Pronunciò quella frase con lo sguardo fisso in quello di lui, l'espressione impassibile e la voce decolorata. Non per disprezzo verso il giovane; ma per una automatica autodifesa da quel dolore, che la rendeva chirurgica e razionale. «E per questo, ho abbandonato tutto quello che avevo costruito e ho scelto di schierarmi apertamente con gli Auror». Poi gli sorrise. *Sei davvero sicuro di sapere chi sono, Daddy?*.
«Tu parli di plagio, di corruzione, di burocrazia. Hai ragione, queste cose esistono. Ma credi che dopo aver visto quello che ho visto, che dopo aver abbandonato per mia scelta quella che fino a quel momento era stata la mia vita» *che dopo aver rischiato di perdere la mia famiglia attraverso un'obliviazione solo per proteggerli da quegli assassini* pensò, ma non lo disse - «la burocrazia e la corruzione siano sufficienti per fermarmi e per farmi rinunciare?». La voce tornò al presente, così come lo sguardo. «Quello che servo non è il mio distintivo. Il distintivo è un simbolo, Daddy. Un simbolo dell'ideale in cui un auror crede. Al distintivo si donano tempo e risorse, ma è l'Ideale che c'è dietro di esso che riceve invece la nostra fedeltà e la nostra dedizione. E la scelta che ho fatto io è stata di seguire questo Ideale. La Giustizia. E mi costa molto caro, ogni giorno.». Pronunciò l'ultima frase sorridendo malinconica, ma insieme fiera.
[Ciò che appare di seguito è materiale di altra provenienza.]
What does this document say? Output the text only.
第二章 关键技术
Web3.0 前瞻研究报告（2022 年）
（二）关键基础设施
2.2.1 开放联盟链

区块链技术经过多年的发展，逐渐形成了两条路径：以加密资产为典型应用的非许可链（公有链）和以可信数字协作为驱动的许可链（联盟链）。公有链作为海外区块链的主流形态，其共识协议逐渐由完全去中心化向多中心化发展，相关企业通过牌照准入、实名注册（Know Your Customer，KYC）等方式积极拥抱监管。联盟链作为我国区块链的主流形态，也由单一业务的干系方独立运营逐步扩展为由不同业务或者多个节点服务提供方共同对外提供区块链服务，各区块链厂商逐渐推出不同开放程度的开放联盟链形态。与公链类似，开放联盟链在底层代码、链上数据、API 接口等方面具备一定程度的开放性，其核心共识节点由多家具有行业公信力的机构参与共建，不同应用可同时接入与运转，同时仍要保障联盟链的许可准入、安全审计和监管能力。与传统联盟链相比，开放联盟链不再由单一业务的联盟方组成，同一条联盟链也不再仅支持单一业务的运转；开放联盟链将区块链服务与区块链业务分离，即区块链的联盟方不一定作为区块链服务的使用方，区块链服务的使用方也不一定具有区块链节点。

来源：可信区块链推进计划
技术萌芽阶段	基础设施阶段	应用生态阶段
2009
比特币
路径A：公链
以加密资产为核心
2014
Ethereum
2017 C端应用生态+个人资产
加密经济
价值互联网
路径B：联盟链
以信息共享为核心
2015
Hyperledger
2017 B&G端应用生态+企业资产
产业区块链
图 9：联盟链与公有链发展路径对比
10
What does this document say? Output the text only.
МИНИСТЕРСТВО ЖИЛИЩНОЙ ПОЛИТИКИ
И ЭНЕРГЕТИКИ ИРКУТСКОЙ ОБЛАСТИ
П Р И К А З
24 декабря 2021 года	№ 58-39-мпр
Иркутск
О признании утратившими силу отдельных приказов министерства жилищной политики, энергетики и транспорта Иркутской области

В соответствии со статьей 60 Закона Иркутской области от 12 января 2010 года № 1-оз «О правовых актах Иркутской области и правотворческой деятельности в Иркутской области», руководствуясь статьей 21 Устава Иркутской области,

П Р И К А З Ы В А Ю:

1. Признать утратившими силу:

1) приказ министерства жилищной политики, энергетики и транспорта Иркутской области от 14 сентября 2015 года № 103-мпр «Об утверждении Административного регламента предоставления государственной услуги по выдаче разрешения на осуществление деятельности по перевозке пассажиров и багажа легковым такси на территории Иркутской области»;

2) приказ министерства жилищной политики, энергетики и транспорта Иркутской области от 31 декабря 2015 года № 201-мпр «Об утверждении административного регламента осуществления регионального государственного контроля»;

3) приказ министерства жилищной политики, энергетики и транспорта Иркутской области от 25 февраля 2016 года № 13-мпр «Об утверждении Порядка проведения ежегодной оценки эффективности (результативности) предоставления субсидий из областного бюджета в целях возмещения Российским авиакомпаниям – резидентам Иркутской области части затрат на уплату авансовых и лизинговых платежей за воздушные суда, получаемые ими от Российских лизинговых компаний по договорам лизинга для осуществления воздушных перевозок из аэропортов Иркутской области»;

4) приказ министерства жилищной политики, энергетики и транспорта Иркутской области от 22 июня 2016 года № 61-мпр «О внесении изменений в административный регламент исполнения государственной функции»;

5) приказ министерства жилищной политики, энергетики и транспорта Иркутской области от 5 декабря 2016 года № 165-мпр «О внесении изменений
«Ho scelto di entrare negli Auror perché il corpo degli Auror ha i mezzi per permettermi di inseguire questo ideale». Aspirò un'altra boccata dal piccolo sigaro, mentre tornava a riaccomodarsi appoggiata all'auto. «Ma so bene che non è esente dalla corruzione e dal tradimento. E il mio compito è di combattere anche queste cose». *Come sto facendo con il caso Betterson*. Sospirò. «E di certo ti posso dire anche questo: se domani il corpo degli Auror dovesse cadere, partirei da sola armata solo della mia bacchetta per stanare quegli assassini. E non solo perché l'ho giurato al distintivo che porto... ma perché l'ho giurato a questo». Si tolse l'anello e lo sollevò davanti a sé, prima di rimetterselo al pollice. «...e a me stessa». Si riaccomodò meglio, sorridendogli calma. «Combattere per la Giustizia non prevede corse su unicorni tra nuvolette colorate e puffole pigmee, questo è sicuro, ma altrettanto di sicuro non prevede di lasciare a piede libero gente che ammazza degli innocenti.». Si fermò, senza smettere di guardarlo, calma. «Adesso conosci il mio Perché.». *Ora sì, che sai chi sono*.
Sorrise, allungando il braccio e porgendo il cigarillo a Daddy, inarcando le sopracciglia in quello che era un chiaro invito a fumare se avesse gradito. «E comunque non ti ho chiesto il tuo, di Perché... ti ho solo chiesto di quale Daddy mi potevo fidare, ma penso di essermi risposta bene da sola» disse, ridendo sotto i baffi. Poi si avvicinò con il busto, con fare più disteso e scherzoso, parlando sottovoce con un mano davanti alla bocca. «...e menomale che non sei dell'Antimago!!».